Лялечка тихо стонет.
– Не хочу! Не хочу! Не мучьте меня! Уйдите!
Старуха испуганно качает головой и уходит на цыпочках.
Лялечка подходит к зеркалу, втягивает, сколько можно, твердые красные щеки, подымает брови и декламирует замогильным голосом:
«Отчего я и сам все бледней? и печальнее день ото дня?!»
Красные крепкие щеки прыгают и напоминают глупую дерзость, сказанную перед отъездом из города старшим братом:
– Какие, дюша мой, у вас щеки красные – плюнешь, так зашипит!
Лялечка смолкает, настроение гаснет и падает. Нос поворачивается к открытому окошку и тянет, втягивает аромат поджариваемых в кухне котлет.
Вдруг вбегает Маруська. Лицо у нее испуганно-счастливое и растерянное:
– Лялька! Лялька! У меня задача вышла! Ей-Богу! Смотри – ответ верный.
– Быть не может! – пугается Лялька.
– Смотри сама – ответ верный.
– Не может быть! Ты, верно, где-нибудь ошиблась, оттого и ответ вышел верный. Давай-ка, проверим вместе. Стали проверять.
– Это что? – спрашивает Лялечка. – Ты тут зачем делила 40 на пять? А?
– А как же? – лепечет Маруська. – Сорок человек съели по пяти яблок…

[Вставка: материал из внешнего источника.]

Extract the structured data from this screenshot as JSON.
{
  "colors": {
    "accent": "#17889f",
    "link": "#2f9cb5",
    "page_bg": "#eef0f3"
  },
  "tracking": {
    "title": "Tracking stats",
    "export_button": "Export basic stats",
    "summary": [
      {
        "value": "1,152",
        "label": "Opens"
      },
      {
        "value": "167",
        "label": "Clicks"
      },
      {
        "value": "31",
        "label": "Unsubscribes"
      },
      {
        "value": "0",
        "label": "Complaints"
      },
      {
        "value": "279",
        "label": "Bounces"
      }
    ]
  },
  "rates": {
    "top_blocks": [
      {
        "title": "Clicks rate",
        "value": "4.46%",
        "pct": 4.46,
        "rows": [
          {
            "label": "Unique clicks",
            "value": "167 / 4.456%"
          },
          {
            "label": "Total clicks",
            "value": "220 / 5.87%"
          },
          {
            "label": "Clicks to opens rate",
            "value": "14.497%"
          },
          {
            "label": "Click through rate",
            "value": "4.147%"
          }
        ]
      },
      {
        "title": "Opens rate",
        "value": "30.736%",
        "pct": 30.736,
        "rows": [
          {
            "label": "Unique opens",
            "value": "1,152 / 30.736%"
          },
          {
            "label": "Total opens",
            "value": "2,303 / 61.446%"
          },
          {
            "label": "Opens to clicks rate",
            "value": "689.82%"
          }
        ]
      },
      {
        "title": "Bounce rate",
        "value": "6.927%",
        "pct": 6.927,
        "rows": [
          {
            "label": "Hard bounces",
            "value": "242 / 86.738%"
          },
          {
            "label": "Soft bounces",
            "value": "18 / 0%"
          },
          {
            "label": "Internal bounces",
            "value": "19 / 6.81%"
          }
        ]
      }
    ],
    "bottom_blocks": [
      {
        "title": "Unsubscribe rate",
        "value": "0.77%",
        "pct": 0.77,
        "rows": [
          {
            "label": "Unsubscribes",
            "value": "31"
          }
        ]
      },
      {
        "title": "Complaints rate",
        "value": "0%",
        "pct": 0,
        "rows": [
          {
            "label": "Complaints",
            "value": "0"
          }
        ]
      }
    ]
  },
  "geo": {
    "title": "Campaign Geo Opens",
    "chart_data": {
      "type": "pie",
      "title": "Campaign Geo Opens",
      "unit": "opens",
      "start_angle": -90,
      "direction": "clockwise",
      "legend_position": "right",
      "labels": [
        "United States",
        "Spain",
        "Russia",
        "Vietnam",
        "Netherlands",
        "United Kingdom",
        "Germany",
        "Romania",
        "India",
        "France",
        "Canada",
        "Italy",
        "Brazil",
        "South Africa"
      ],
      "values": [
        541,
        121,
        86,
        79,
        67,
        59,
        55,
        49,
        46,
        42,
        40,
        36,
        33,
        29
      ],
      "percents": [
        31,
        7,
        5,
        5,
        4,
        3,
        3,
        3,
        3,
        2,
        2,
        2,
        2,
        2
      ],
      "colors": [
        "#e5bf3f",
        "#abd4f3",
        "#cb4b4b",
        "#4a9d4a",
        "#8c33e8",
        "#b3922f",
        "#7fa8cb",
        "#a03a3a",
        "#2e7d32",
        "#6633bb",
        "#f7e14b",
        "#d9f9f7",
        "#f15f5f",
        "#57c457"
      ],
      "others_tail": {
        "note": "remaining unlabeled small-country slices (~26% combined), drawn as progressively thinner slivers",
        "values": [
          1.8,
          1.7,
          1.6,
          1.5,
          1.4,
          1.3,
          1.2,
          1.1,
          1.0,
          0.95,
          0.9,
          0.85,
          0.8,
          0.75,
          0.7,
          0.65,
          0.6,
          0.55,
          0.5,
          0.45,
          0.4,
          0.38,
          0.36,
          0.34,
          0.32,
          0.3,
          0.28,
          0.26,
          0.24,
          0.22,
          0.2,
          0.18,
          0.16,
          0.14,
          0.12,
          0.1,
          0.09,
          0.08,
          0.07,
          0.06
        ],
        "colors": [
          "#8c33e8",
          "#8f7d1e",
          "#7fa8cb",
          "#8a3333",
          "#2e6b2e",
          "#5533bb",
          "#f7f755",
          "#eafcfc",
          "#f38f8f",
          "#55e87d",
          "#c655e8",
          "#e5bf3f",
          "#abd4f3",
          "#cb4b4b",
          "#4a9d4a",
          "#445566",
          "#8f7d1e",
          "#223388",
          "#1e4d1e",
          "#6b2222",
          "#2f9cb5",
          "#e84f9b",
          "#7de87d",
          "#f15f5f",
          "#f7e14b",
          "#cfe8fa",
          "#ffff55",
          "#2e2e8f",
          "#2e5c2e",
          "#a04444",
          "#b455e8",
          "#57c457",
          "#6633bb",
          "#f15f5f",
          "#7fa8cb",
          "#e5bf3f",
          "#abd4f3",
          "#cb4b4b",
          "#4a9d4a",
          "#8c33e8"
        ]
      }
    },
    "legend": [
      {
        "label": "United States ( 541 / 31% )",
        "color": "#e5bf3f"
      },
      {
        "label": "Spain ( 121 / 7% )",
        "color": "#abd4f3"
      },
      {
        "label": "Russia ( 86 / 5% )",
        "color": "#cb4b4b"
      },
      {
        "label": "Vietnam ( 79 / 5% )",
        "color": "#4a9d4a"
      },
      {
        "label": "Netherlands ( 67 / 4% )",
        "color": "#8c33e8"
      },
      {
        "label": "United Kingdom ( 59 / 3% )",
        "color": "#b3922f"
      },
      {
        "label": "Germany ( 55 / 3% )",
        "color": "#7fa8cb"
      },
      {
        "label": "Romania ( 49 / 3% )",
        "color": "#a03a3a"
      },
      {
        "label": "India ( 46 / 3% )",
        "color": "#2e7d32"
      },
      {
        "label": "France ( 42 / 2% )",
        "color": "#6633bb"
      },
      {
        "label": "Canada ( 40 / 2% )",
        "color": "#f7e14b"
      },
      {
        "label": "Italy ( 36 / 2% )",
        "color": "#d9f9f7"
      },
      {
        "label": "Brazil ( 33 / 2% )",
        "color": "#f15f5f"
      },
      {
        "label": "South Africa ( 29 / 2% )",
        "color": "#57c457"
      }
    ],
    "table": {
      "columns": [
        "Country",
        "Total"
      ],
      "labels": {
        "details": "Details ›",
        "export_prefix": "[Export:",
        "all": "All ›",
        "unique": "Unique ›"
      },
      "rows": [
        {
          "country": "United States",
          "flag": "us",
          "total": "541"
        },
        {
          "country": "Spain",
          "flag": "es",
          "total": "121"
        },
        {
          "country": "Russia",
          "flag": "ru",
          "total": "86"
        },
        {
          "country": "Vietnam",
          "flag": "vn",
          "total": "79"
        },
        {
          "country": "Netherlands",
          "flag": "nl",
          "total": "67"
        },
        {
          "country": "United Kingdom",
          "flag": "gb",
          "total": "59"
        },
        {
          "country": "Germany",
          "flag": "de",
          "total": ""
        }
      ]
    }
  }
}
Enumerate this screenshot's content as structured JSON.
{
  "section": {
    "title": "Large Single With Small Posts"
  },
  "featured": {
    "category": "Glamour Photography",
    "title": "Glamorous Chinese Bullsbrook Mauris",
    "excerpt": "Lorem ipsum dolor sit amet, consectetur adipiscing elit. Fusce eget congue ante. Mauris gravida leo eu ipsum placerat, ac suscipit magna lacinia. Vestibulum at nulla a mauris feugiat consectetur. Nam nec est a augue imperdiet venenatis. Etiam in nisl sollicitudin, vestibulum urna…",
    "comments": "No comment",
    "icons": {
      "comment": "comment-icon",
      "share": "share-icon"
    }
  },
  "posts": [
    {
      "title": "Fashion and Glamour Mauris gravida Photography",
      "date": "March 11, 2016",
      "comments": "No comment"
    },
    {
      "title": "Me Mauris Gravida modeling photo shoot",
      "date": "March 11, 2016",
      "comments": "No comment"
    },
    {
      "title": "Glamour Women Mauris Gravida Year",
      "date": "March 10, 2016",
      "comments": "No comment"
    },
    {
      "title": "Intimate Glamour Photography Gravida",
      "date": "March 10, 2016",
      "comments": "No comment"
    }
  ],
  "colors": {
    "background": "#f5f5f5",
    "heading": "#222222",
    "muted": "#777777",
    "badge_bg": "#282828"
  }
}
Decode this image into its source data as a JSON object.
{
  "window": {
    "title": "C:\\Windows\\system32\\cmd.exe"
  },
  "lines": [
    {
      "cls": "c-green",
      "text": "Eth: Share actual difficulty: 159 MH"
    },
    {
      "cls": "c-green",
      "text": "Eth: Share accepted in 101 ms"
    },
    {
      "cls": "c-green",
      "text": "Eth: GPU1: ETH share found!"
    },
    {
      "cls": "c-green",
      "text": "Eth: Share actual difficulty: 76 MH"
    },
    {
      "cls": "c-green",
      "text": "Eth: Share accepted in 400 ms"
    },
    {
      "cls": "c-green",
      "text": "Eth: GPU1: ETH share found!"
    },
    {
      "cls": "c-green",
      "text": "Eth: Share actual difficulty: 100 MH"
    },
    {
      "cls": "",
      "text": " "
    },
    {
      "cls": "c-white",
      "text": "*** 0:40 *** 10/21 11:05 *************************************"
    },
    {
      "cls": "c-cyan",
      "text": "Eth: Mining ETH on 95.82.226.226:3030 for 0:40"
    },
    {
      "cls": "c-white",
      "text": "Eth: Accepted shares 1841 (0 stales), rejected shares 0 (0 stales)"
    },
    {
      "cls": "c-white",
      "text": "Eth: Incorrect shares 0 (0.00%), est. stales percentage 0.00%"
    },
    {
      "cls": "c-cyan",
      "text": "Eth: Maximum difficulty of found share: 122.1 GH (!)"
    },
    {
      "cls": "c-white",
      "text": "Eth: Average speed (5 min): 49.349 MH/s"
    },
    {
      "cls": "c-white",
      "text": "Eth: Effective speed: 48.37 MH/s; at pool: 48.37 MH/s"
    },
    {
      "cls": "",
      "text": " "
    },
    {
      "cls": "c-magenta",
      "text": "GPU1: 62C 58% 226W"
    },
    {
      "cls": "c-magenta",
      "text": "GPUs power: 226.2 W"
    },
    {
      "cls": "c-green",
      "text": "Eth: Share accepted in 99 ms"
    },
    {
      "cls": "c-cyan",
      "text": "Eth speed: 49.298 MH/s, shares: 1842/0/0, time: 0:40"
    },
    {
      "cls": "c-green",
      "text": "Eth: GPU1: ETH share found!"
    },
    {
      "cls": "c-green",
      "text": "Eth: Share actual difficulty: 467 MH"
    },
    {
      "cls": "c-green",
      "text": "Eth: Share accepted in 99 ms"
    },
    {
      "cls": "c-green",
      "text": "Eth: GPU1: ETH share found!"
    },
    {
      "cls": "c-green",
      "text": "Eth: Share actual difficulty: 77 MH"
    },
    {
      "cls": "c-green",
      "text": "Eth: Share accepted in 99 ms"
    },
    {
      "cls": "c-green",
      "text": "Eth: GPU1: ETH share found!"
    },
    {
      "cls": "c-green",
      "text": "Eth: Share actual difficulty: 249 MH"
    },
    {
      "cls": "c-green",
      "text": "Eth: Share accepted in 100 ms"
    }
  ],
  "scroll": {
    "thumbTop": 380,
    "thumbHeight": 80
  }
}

– Так ведь множить надо в таком случае! Множить, а не делить! Эх ты! Математик! Я говорила, что ответ случайно совпал. Пойди-ка, переделай.
Маруська краснеет, надувает губы и уходит, понурив голову.
– Не для меня придет весна! – шепчет Лялечка.
Из кухни дерзко и настойчиво потянуло теплым пирогом с налимом.